DURRITO ET UN HISTOIRE DE TRAINS ET DE PIÉTONS

Rien n'est hors-sujet ici, sauf si ça parle de politique

Message par Louis » 14 Juil 2003, 21:35

3 juillet 2003
Durito (qui a été un temps cheminot) dit que la politique du Pouvoir dans le néolibéralisme (« écrivez-le en entier – me dit-il et m’ordonne-t-il – parce que ce n’est pas une vérité éternelle mais quelque chose pour maintenant ») est comme un train.

Durito dit que dans le train de la politique néo-libérale, les wagons de tête font l’objet de sottes disputes de la part de ceux qui pensent qu’ils peuvent conduire le mieux, oubliant que c’est la locomotive qui tire les wagons et non l’inverse.

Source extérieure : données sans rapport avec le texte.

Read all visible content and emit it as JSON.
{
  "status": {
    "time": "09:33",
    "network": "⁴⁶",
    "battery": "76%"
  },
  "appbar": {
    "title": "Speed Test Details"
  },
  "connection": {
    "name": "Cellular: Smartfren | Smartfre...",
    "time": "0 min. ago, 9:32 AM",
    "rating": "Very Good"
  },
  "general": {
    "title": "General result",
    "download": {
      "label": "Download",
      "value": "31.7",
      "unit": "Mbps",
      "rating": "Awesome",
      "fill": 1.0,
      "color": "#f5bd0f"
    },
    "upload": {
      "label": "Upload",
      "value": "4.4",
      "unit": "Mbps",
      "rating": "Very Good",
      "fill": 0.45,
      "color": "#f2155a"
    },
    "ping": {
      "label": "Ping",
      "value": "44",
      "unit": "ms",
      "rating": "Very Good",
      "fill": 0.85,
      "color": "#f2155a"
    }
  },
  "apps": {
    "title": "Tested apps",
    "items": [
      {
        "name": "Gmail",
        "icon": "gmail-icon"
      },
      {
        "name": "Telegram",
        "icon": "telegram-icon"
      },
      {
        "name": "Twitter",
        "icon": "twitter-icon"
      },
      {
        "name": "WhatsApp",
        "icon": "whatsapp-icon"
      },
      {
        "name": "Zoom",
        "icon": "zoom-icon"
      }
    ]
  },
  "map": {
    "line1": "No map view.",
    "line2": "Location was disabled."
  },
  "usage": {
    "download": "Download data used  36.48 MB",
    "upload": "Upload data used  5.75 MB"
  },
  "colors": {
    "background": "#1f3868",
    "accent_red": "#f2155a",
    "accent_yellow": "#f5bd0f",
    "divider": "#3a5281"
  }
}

Durito dit que les politiciens ignorent également que c’est quelqu’un d’autre qui conduit la locomotive (celui qui parle la langue de l’argent) et que, lors du déraillement à venir, les wagons de luxe, ceux de tête, sont les premiers, c’est sûr, mais à dérailler.

Durito dit que les gens de peu voyagent à pied.

Durito dit que la majorité des gens à pied regarde avec indifférence le passage de cette machine qui se vante de décider de sa vitesse, et qu’elle oublie qu’elle ne peut pas sortir des rails que les règles de la politique lui imposent.

Durito dit que les gens de peu ne veulent non seulement pas conduire le train mais que, dans certains cas, ils osent douter de la destination du voyage (qui, de plus, se fait en leur nom, « pour les représenter »).

Durito dit que, parmi les gens à pied, il y en a qui sont rebelles. Ceux-là ne critiquent pas seulement la destination du voyage et la ridicule répartition discrétionnaire des billets. Ils mettent en question y compris l’existence même du train, et ils se demandent si les trains sont réellement nécessaires. Car, c’est vrai, on arrive plus rapidement et on voyage plus confortablement, mais on arrive là où on ne voulait pas arriver.

Durito dit que les Zapatistes, nous faisons partie de ces piétons rebelles ( les « za-piétons »), et que nous sommes l’objet de railleries de la part de ceux qui critiquent le fait que nous ne voulions pas acheter de billet, et qui voyagent à toute vitesse… à la catastrophe.

Durito dit que les Zapatistes, nous sommes des piétons vraiment pas comme les autres. Parce qu’au lieu de regarder avec indifférence le passage orgueilleux du train, un Zapatiste s’approche en souriant de la voie et met son pied. Il pense sûrement, le naïf, qu’il fera ainsi trébucher la puissante machine et qu’elle déraillera sans remède.

Durito dit que dans les wagons, auparavant lieu de lutte féroce (et mesquine) pour un Pouvoir qui n’est pas là, ils s’unissent maintenant pour, en se penchant aux vitres, se moquer du Zapatiste qui, avec son pied brun, essaie d’arrêter le train du Pouvoir.

Durito dit qu’à l’aube du 1er Janvier 1994 (il pleuvait, il faisait froid et un épais brouillard recouvrait la ville), un indigène zapatiste a mis son pied pour faire dérailler le train du PRI.

Durito dit que six ans après, le PRI gît dans le ravin, et les restes en sont disputés par ceux qui se moquaient hier de cet indigène qui, maintenant, bande soigneusement son pied, pas parce qu’il a mal, mais parce que, là-bas, on voit venir un autre train, et un autre, et un autre…

Durito dit que ce que les Zapatistes ont à revendre, ce sont les pieds, parce qu’ils les font grandir à force de marcher tout au long de la nuit, de la douleur à l’espoir.

Durito dit que les zapatistes n’arrêteront pas de marcher la nuit jusqu’à ce que tous ceux qui vont à pied puissent décider, non seulement de l’existence et de la vitesse du train, mais aussi, et surtout, quand tout au long de la marche des piétons de l’histoire, il y aura des chaises sous un pommier chargé de fruits – pour tous.

Parce que c’est de ça qu’il s’agit, de tout ça, de pommes, de chaises et de trains », dit Durito en voyant avec satisfaction que la graine qu’il a semée il y a longtemps sort de la terre qui l’a gardée, complice et solidaire.

Sous-commandant insurgé Marcos

A pied, et déjà entrés dans la dixième année de la guerre contre l’oubli.